Can I have your number?
a.k.a. Exploring MTA Turnstile Data
a.k.a. My first crack at data cleaning and analysis and the ‘pandas-monium’ that ensued
Project Objectives
- Get familiar with some basic, but essential data science tools
- See what it feels like to work with real world data
My First Attempt…it was not very pretty
Being excited and nervous about the first project/challenge was not exactly a recipe for success right away. I dove into the data on the first night and immediately starting making dictionaries out of lists, writing tons of for loops, copying and pasting code, and plotting things randomly. Long story short, I wrote a long, messy Jupyter Notebook that didn’t do much.
My Second Attempt…not so bad
I took a step back after we covered more Python Pandas functionality in lecture and after I thought about some of the problem areas with the data and took some time to organize.

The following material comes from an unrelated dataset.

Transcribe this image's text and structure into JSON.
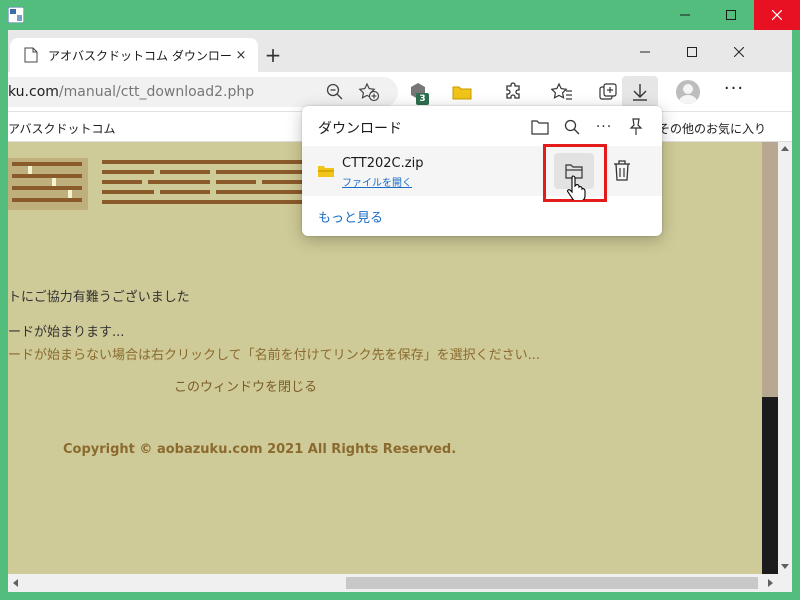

- I organized the values of my dictionary into data frames instead of lists.
- This helped eliminate some of the for loops and take some of the guessing out of following the shape and size of the data.
- I binned the times of turnstile entries.
- Sometimes cumulative entries were recorded more than 6 times in one day, which lead to some issues, especially with plotting. I used pd.resample() to bin the times and entries into the same four hour intervals throughout the six weeks I decided to look at.
- I eliminated outliers, especially the ones that suggested that half the world used the same
subway station during a four hour period.
- Clearly the turnstiles were not always the most accurate as there were occaisonal values in the high hundreds of millions of entries. Those values a) did not make sense in terms of real life, b) made visualizations look shoddy, and c) skewed the data from giving any useful information. So, I went through six weeks of entry data, by the 4 hour time periods, to find the max value of each time chunk for each turnstile. I wanted to get an idea of what a reasonable value was for one turnstile during one interval. I decided to cap entries per interval at 10,000 because that fell in between where the majority of values were and the 20 or so significant outliers.
- I also eliminated turnstiles that had all zero entries for all six weeks.
- It seemed unlikely that no one would enter a station for six weeks and since it was not a huge fraction of the turnstiles, I felt comfortable assuming that those units were either broken or removed at some point.
Some closing thoughts
In the end when I took ridership totals across the six weeks, I came up with some expected stations, but also without some. Penn Station did not make my top ten, neither did Grand Central, and Times Square barely squeezed in there. I am not sure where I went wrong yet, but I cannot contribute those red flags to it being a weird spring of 2017. I am looking forward to learning more and starting the next project. I feel a little more comfortable with a couple Python tools and plotting data, but data cleaning, justifying decisions, and coding ettiquette still have a long way to go.
Thanks!